General ACT/SAT test taking tips
It’s best to prepare for the ACT and SAT for several weeks, even months, before you take the test. Familiarizing yourself with the content and format of the test will help decrease your test anxiety and prepare you to score as high as possible. Consider these tips for a great test day!
- Answer every question. Yes, even the hard ones. You won’t be penalized for guessing.
- Use POE before you guess. Process of Elimination that is. Each question will have at least one answer that’s way out there. Physically cross off that answer so you won’t be tempted to use it, and you’ll up your odds of guessing correctly. Then go back and see if you can cross off at least one more.
- Start easy. Answer all of the easy questions first, then move on to the difficult ones. Usually, if you answer the questions in order, this is easy to do because they are ranked from easiest to most difficult. However, if you’re one of those people who finds reading the longer passages easier than the shorter passages, start there, where it’s easiest for you.
- Memorize the directions. During the test, you won’t get extra time to read the directions, so if you take five minutes to figure out what to do, that’s five fewer minutes you’ll have to get points.
- Don’t doodle. On the answer sheet, that is. The ACT/SAT is graded by a machine; if your chicken scratch interferes with the reading mechanism, you could miss out on points. Keep the oval sheet as clean as is possible.
- Erase completely. Bring two erasers, one for the heavy-duty erasing you may need to do and another clean eraser to fix up your ovals completely. You don’t want erasure marks mucking up your answers and causing you to lose points.
- Pace yourself. You’ll have a little less than 30 seconds to answer each question, so keep that in mind. Don’t spend three minutes staring off into space or re-reading a longer passage; stay focused.
- Bring a watch. Archaic, yes, but since you won’t be able to have your cell phone on you, bring a watch. There’s no guarantee you’ll be testing in a room with a working clock.
- Reconsider the obvious. If an answer seems too easy, it may just be. Be sure to read every answer choice and select the best possible answer. The obvious choice may be a distracter.
- Don’t second-guess. If you marked B for question 18, there was probably a good reason for it, so don’t go back and change it, unless you’ve found information in a later part of the test to disprove your original theory. Statistics prove that your first guess is usually the best one.

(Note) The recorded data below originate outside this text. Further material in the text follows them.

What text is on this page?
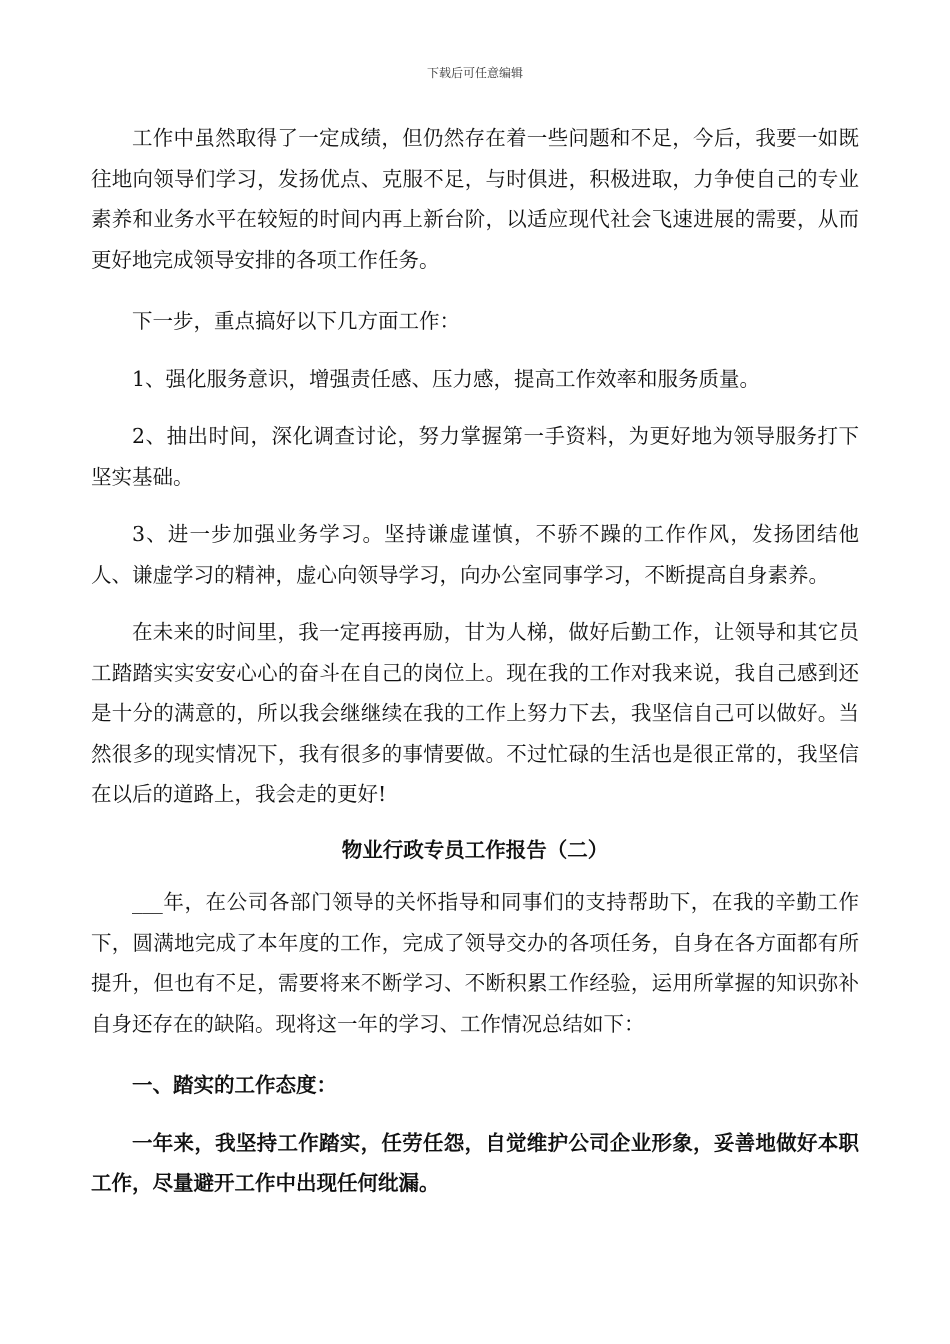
下载后可任意编辑

工作中虽然取得了一定成绩，但仍然存在着一些问题和不足，今后，我要一如既往地向领导们学习，发扬优点、克服不足，与时俱进，积极进取，力争使自己的专业素养和业务水平在较短的时间内再上新台阶，以适应现代社会飞速进展的需要，从而更好地完成领导安排的各项工作任务。

下一步，重点搞好以下几方面工作：

1、强化服务意识，增强责任感、压力感，提高工作效率和服务质量。

2、抽出时间，深化调查讨论，努力掌握第一手资料，为更好地为领导服务打下坚实基础。

3、进一步加强业务学习。坚持谦虚谨慎，不骄不躁的工作作风，发扬团结他人、谦虚学习的精神，虚心向领导学习，向办公室同事学习，不断提高自身素养。

在未来的时间里，我一定再接再励，甘为人梯，做好后勤工作，让领导和其它员工踏踏实实安安心心的奋斗在自己的岗位上。现在我的工作对我来说，我自己感到还是十分的满意的，所以我会继继续在我的工作上努力下去，我坚信自己可以做好。当然很多的现实情况下，我有很多的事情要做。不过忙碌的生活也是很正常的，我坚信在以后的道路上，我会走的更好!

物业行政专员工作报告（二）

___年，在公司各部门领导的关怀指导和同事们的支持帮助下，在我的辛勤工作下，圆满地完成了本年度的工作，完成了领导交办的各项任务，自身在各方面都有所提升，但也有不足，需要将来不断学习、不断积累工作经验，运用所掌握的知识弥补自身还存在的缺陷。现将这一年的学习、工作情况总结如下：

一、踏实的工作态度：

一年来，我坚持工作踏实，任劳任怨，自觉维护公司企业形象，妥善地做好本职工作，尽量避开工作中出现任何纰漏。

- Come back to a toughie. If you’re stuck between two answer choices, circle the question and come back to it with fresh eyes after you’ve answered the other questions. Remember you have to pace yourself.
- Cross-check ovals. Every five questions or so, double-check your answer sheet to make sure you haven’t skipped an oval. There’s nothing worse than getting to the end of a test and realizing you missed filling in an oval somewhere.
- Bring your own calculator. The test center will not provide you with one, so bring an approved calculator for easier math work. (All the questions can be answered without one, but bring one anyway.)
- Outline before you write. If you’re taking the essay, be sure to take five out of the thirty minutes and plan before you write. It isn’t a waste of time; the scorers are looking for well-organized essays. The best way to get one is to plan ahead with either an outline or graphic organizer.
- Practice. You’ve heard it before, but it’s really the truth. Buy an ACT or SAT prep book and answer every single question in it, hire a test-prep tutor or take an ACT/SAT prep class. You’ll gain confidence and a lot of extra points by doing so.
More Test Taking Tips
As soon as you find the right answer, mark it and move on — there are no ”degrees of rightness” to be considered. Creating a diagram or sketching simple drawings can help you ”see” the answers. The questions generally focus on mathematical reasoning, not your ability to perform calculations; if you find yourself spending too much time figuring the problem out, then you’ve probably overlooked a simple shortcut.
Math: Multiple-Choice Questions
As you work through the multiple-choice math questions, you’ll be given reference information (formulas and facts), but you’ll need to know how to use them. You’re allowed to use a calculator, but, again, it won’t help you unless you know how to approach the problems. If you’re stuck, try substituting numbers for variables. You can also try plugging in numbers from the answer choices. Start with the middle number. That way, if it doesn’t work, you can strategically choose one that’s higher or lower.
Use the three-stage method (previewing, reading, and reviewing) to get the most out of each reading passage. Focus on the big ideas in each passage, not the small details and underline the main ideas as you go. Look for connections among ideas in each passage. To help you find answers quickly, take notes in your booklet as you read, marking the main ideas or connections with your pencil.
Use the same three-stage method (previewing, reading, reviewing) for each science reasoning passage. In data representation passages, focus on what is being measured, relationships among variables, and trends in data. Don’t be confused by irrelevant information or technical terminology — most science reasoning passages have them, and they can almost always be ignored.
Essays are scored holistically, which means that the final score is based on an overall impression. To make that overall impression a good one, be sure to organize your ideas into a standard essay format. Take a moment before delving in to create a loose outline. A well-organized essay consists of four to five paragraphs, including an introduction, supporting paragraphs, and a conclusion. Aim to have at least two body paragraphs to develop and support your ideas.